Breast cancer survivor funnels anger into art

2012-09-02T00:00:00Z Breast cancer survivor funnels anger into artBy Vanessa Renderman, (219) 933-3244

When Kay Hartmann was diagnosed with breast cancer, first she was frightened. Then she got angry.

Disappointed with the information she uncovered, Hartmann funneled key information and statistics into art, in a show that runs Sept. 7 through Nov. 18 at Blink Contemporary Art Gallery, 1709 Franklin St., in Michigan City.

It is an interactive and critical look at the breast cancer "experience," posing questions about the growing number of cases and few treatment options, despite research dollars being poured into it.

The 60-year-old New Buffalo, Mich., resident wonders why research doesn't focus more on the causes of breast cancer, why rates are higher now than 75 years ago and why more treatment options aren't available. 

"I'm not a scientist or a doctor, so I can't claim that I know the answers to these perplexing questions," she said. "As an information designer, I can only shine a light on this information and hope that the right eyes will see it."

Hartmann was diagnosed with breast cancer seven years ago.

"Since my experience with breast cancer, I've wanted to share, in a creative way, some of the information I discovered when I researched this disease, things like survival rates, incidence rates and causes," she said. "The diagnosis of breast cancer is so frightening that at first, I was overwhelmed by all the information."

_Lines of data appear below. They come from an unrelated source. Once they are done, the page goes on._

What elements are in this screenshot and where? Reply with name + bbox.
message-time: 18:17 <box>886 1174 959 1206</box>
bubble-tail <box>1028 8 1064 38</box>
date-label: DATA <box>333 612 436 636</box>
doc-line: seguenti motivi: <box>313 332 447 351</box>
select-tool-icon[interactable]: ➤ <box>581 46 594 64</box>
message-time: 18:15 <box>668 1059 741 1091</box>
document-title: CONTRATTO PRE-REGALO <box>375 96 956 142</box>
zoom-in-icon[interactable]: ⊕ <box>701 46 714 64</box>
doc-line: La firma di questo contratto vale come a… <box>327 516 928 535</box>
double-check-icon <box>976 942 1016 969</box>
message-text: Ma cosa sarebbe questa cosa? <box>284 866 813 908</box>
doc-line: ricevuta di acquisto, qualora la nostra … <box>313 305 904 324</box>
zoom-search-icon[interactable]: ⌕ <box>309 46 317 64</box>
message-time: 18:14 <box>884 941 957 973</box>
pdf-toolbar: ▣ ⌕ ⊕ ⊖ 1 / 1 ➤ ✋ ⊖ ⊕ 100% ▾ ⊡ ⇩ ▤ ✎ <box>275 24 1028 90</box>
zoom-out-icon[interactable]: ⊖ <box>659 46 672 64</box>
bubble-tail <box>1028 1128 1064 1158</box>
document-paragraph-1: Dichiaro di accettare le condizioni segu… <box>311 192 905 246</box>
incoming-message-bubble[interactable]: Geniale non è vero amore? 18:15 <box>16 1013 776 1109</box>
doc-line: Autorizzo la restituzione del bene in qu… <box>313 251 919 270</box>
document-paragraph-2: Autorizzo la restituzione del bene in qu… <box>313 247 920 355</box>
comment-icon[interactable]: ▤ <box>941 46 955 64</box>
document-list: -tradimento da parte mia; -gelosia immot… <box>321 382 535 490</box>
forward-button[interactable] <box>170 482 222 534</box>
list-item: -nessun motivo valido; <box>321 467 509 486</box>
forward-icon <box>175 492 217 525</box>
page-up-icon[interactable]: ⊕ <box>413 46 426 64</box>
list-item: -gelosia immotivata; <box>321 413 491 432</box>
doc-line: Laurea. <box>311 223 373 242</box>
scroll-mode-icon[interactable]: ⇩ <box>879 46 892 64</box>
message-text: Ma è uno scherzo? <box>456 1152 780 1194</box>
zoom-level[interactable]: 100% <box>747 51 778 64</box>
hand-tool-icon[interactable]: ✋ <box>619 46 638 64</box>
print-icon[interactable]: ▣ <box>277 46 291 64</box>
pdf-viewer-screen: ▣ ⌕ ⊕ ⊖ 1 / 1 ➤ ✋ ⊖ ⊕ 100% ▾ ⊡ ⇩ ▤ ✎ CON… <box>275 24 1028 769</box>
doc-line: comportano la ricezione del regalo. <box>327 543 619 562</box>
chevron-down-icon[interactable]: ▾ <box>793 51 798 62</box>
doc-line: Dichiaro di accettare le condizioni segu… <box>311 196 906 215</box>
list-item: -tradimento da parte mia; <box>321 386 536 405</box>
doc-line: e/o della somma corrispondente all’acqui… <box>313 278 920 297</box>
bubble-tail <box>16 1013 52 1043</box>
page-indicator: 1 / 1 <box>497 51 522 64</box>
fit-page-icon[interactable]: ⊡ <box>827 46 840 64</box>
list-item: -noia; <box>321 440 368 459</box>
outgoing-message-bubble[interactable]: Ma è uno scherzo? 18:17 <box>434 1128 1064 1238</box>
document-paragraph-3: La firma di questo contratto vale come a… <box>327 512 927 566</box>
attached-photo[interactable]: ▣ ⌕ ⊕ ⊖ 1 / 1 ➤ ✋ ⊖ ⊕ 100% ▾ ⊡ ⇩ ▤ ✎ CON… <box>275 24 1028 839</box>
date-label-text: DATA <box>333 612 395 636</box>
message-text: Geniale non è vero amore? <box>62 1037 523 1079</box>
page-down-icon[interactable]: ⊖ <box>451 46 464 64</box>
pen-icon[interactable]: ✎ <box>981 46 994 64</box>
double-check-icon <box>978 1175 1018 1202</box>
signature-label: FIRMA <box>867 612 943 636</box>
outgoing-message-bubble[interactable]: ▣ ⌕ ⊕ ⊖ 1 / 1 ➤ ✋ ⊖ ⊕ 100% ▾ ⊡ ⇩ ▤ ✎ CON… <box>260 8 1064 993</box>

Hartmann said that, at a distance of seven years, she has more perspective about the disease.

"However, knowing what I know makes me angry and frustrated with the 'breast cancer industry,'" she said.

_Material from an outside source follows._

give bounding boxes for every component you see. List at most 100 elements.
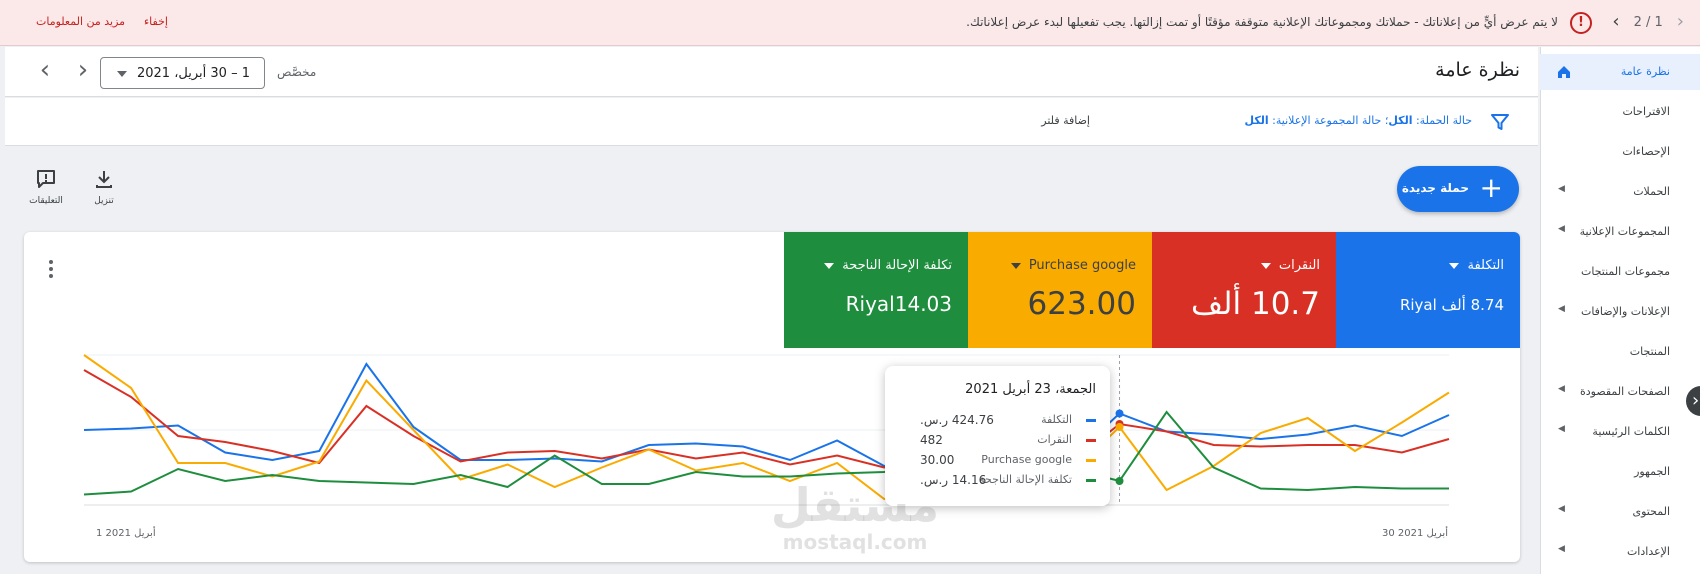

Hartmann, an associate professor in the art and design department at Columbia College in Chicago, said her best friend from college died from the disease 20 years ago.

When Hartmann was diagnosed, she wanted to know as much as possible. She learned that more time and money has been spent on the same three breast cancer treatments: surgery, radiation and chemo than has been spent on looking at possible environmental causes.

"Genetic research has made women aware of the inherited gene for breast cancer, but other than prophylactic surgery, not much advice is offered by the medical profession about how to avoid getting breast cancer," she said. "I am particularly hopeful that younger women will look at breast cancer research and realize that avoiding breast cancer may be as easy as using a new form of birth control that limits the number of periods in a woman’s lifetime."